Все хорошо, что хорошо кончается: к полуночи я уже спал в своей постели. Марлена Лейбовиц отмыла мой стул «виндексом». А Мясник назвал меня бременем и крестом, Господи Боже ты мой, ЮРОДИВЫМ, ходячей катастрофой.
19
Ничего, кроме пластыря, под рукой не оказалось, но в избытке имелось виски «Корио», чтобы промыть окровавленный подбородок моего братца, туалетная бумага прилипала к его щетине, расцветала пушистыми белыми лепестками, как овечья шерсть, зацепившаяся за колючую проволоку. Пока Марлена ласково обирала эти белые почки, я и думать забыл о том, украла она картину или нет, — да пусть хоть государственный банк ограбит. Разумеется, мы уже занимались «любовью», но это было важнее: Хью перестал быть препятствием для моего счастья, наоборот, он выжимал из нее все, что было — и остается — в ней самого привлекательного: ее страстное сочувствие всякой странности, заброшенности, неуместности.
О том, как это нежное сердце должно было сочувствовать бедолаге Оливье Лейбовицу, я пока не задумывался. Сказать правду? Я вовсе позабыл про него. Словно подросток, без руля и без ветрил, я и не помышлял, куда приведет меня глупое сердце, не понимал, что разбушевавшаяся кровь выплеснется на все, что я нарисую, на то, как я буду жить, и даже на то, где мне предстоит умереть. Что произойдет, если я окажусь втянут в смертоносную орбиту Комитета по наследию Лейбовица, я тоже не гадал.
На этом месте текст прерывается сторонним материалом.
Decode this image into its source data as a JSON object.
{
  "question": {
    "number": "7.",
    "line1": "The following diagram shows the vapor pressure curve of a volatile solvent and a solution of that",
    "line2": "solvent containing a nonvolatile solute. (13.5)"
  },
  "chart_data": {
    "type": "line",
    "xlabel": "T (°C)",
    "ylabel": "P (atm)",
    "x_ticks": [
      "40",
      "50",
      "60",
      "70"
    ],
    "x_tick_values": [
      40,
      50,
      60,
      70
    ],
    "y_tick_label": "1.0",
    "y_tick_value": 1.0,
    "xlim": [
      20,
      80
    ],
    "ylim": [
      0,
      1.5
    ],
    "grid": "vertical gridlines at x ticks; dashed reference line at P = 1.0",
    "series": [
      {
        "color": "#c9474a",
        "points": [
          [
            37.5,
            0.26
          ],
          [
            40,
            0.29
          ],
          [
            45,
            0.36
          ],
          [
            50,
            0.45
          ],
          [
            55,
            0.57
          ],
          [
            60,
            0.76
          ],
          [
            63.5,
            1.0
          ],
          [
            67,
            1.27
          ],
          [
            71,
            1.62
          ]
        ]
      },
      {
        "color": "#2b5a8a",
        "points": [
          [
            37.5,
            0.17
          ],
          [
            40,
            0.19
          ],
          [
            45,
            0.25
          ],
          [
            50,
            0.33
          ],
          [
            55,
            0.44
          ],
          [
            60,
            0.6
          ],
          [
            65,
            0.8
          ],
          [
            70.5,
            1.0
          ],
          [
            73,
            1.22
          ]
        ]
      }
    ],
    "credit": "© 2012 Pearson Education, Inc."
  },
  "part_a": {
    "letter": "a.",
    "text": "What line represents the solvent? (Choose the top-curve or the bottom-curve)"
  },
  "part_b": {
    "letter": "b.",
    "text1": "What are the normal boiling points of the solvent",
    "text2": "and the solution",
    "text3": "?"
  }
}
Я был влюблен.
Вскоре Жан-Поль выскажет догадку, будто моя связь с Марленой вызвана «исключительно» желанием попасть на выставку в Токио. Все мои так называемые «друзья» с их глубокими познаниями в психологии, от которых удавиться хочется, подозревали то же самое, но если б они хоть раз увидели, как прекрасная рембрандтовская женщина приподнимается на цыпочки, чтобы заклеить темные ссадины на лице Фальстафа, они бы поняли все ее дальнейшие поступки — ну, хотя бы часть их.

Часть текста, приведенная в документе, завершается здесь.